Once we wrapped up our 30-minute interview, I hit pautilize on the platform we record on, and promptly did what most reporters do: I utilized the last few moments of a conversation to see if there was a germ of an idea for another story.

“So, Rituparna, the TCS layoffs,” I declared, admittedly with zero chill. “Cutting 12,000 jobs seems like a pretty drastic step. What’s going on there?”

She informed me India’s $280 billion IT services industest is at an inflection point, and that there was a hugeger story unfolding. Between artificial innotifyigence, geopolitical shifts, and client budreceives being redirected, the sector is caught in what Nitish Mittal, a partner at global research firm Everest Group, described to me separately as a “perfect storm”.

Rituparna declared that the layoffs were an early indicator of a massive reset for the industest. Then, she added a comment that stuck with me:

“It’s not going to be about having the hugegest army anymore. It’ll be about who has the most snipers.”
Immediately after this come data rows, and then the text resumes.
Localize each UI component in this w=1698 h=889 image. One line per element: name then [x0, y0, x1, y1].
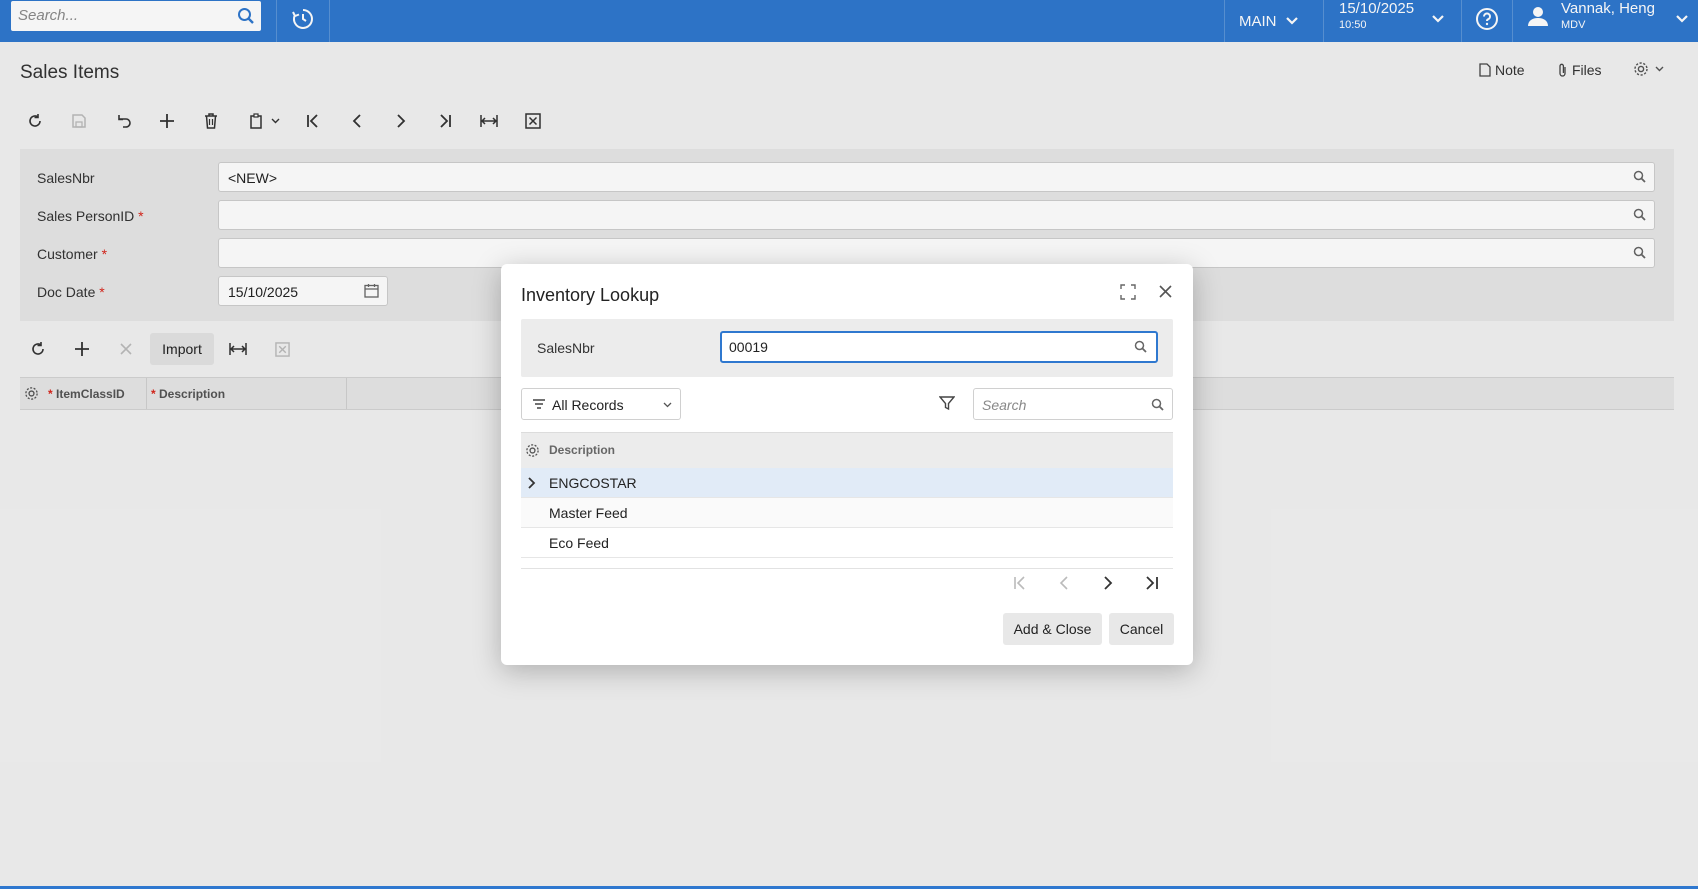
column-header-description[interactable]: Description [549, 443, 615, 457]
row-description: Master Feed [549, 505, 628, 521]
lookup-grid-header: Description [521, 432, 1173, 468]
row-description: Eco Feed [549, 535, 609, 551]
dialog-title: Inventory Lookup [521, 285, 660, 305]
lookup-row[interactable]: ENGCOSTAR [521, 468, 1173, 498]
last-page-icon[interactable] [1138, 569, 1166, 597]
records-filter-select[interactable]: All Records [521, 388, 681, 420]
first-page-icon[interactable] [1006, 569, 1034, 597]
search-icon[interactable] [1134, 340, 1147, 353]
row-description: ENGCOSTAR [549, 475, 637, 491]
maximize-icon[interactable] [1120, 284, 1136, 300]
next-page-icon[interactable] [1094, 569, 1122, 597]
gear-icon[interactable] [525, 443, 540, 458]
records-filter-value: All Records [552, 397, 624, 413]
lookup-row[interactable]: Master Feed [521, 498, 1173, 528]
chevron-right-icon [527, 476, 537, 490]
filter-icon[interactable] [939, 395, 955, 411]
param-salesnbr-value: 00019 [729, 339, 768, 355]
inventory-lookup-dialog: Inventory Lookup SalesNbr 00019 All Reco… [501, 264, 1193, 665]
previous-page-icon[interactable] [1050, 569, 1078, 597]
param-salesnbr-field[interactable]: 00019 [720, 331, 1158, 363]
lookup-parameters-panel: SalesNbr 00019 [521, 319, 1173, 377]
close-icon[interactable] [1158, 284, 1173, 299]
lookup-search-placeholder: Search [982, 397, 1027, 413]
lookup-row[interactable]: Eco Feed [521, 528, 1173, 558]
filter-lines-icon [533, 398, 545, 410]
add-close-button[interactable]: Add & Close [1003, 613, 1102, 645]
param-salesnbr-label: SalesNbr [537, 340, 595, 356]
chevron-down-icon [663, 402, 672, 408]
lookup-search-input[interactable]: Search [973, 388, 1173, 420]
cancel-button[interactable]: Cancel [1109, 613, 1174, 645]
search-icon[interactable] [1151, 398, 1164, 411]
That line sent me down a rabbit hole. Rituparna’s comment was about the industest’s decades-old pyramid model, where IT companies would hire many, many, many software engineers. As you shiftd up in the organisation, each layer had fewer people; eventually, some of those employees became managers, and they continued to work their way up the corporate ladder.

India’s IT sector was once the countest’s most reliable employer, one that people aspired to join and where they built their careers over decades. But that last part is becoming less true.

I wanted to understand how those modifys were being felt on the ground, so I released a survey. More than 100 of you—across roles, functions, and levels of experience—sent in answers, providing a gamut of perspectives. Over 44% of those who wrote in had more than 11 years of experience in the industest, and around 40% had less than five. Aside from software engineers, I also heard from business analysts, consultants, project managers, and a handful of CXOs.